Même si le foot n’a pas bercé mon enfance, je dois dire que je me suis prise au jeu en suivant le feuilleton, riche en émotions, de cette Coupe du monde. Comme moi, des millions de personnes seront clouées devant leur écran dimanche pour suivre la finale Allemagne-Argentine. 
 
Au-delà de ses stars, de ses supporters et de ses controverses, j’ai surtout beaucoup appris sur la façon dont ce beau jeu qu’est le football peut contribuer à renforcer le vivre ensemble, à surmonter les divisions sociales et culturelles, et à favoriser la paix. Le sport a manifestement la faculté de transformer des vies, mais de quelle manière exactement ?
 
Le sport a le pouvoir de guérir les blessures. C’est précisément le sujet de Champions de la paix, un documentaire relatant le parcours de trois jeunes joueurs africains non professionnels — Ismael, Safari et Okello — tandis qu’ils disputent la première édition de la Coupe de la paix des Grands Lacs, un tournoi organisé par la Région Afrique du Groupe de la Banque mondiale.
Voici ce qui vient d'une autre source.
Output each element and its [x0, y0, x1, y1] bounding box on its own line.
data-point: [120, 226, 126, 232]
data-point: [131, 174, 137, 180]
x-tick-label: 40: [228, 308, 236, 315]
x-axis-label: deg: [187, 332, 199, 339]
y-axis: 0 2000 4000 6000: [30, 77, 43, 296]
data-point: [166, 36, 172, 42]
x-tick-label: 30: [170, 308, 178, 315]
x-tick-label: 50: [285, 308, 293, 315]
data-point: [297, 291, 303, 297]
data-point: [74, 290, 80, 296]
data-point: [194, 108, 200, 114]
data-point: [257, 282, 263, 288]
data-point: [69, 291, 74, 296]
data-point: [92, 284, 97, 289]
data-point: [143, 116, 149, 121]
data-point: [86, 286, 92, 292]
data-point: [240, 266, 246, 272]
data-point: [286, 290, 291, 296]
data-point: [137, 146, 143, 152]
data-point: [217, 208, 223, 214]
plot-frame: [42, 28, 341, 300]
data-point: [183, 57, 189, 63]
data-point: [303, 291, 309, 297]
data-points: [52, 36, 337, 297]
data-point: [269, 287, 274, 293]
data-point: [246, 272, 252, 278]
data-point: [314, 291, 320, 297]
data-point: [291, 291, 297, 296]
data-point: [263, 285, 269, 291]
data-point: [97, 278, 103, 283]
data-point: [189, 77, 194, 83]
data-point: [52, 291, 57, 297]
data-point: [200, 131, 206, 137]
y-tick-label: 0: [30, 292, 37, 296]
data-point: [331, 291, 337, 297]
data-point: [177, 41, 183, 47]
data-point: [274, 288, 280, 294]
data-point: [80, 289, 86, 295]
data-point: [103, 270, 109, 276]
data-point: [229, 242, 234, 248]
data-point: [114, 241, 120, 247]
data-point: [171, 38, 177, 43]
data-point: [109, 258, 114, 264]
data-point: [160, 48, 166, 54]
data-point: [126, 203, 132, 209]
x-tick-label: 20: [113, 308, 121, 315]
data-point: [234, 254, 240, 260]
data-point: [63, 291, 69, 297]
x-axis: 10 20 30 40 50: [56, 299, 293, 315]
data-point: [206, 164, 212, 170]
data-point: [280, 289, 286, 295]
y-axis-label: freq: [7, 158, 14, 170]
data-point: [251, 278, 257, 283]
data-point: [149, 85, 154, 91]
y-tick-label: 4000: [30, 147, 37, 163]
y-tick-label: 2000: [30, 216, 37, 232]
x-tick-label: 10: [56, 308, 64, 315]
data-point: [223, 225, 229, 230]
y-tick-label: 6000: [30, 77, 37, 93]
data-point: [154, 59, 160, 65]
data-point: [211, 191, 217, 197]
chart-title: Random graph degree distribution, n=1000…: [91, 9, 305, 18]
La région des Grands Lacs a été le théâtre de conflits violents caractérisés par l’enrôlement forcé de nombreux enfants. Elle a renoué désormais avec une paix fragile, mais les anciens combattants ont souvent eu du mal à réintégrer leur communauté d’origine et à s’y faire accepter. Dans ce contexte, la Coupe de la paix a permis de réunir 500 joueurs originaires du Burundi, de la République démocratique du Congo, du Rwanda et de l’Ouganda ; les équipes étaient formées de jeunes et d’anciens soldats d’une même communauté, ce qui a permis de bâtir des relations de confiance entre eux.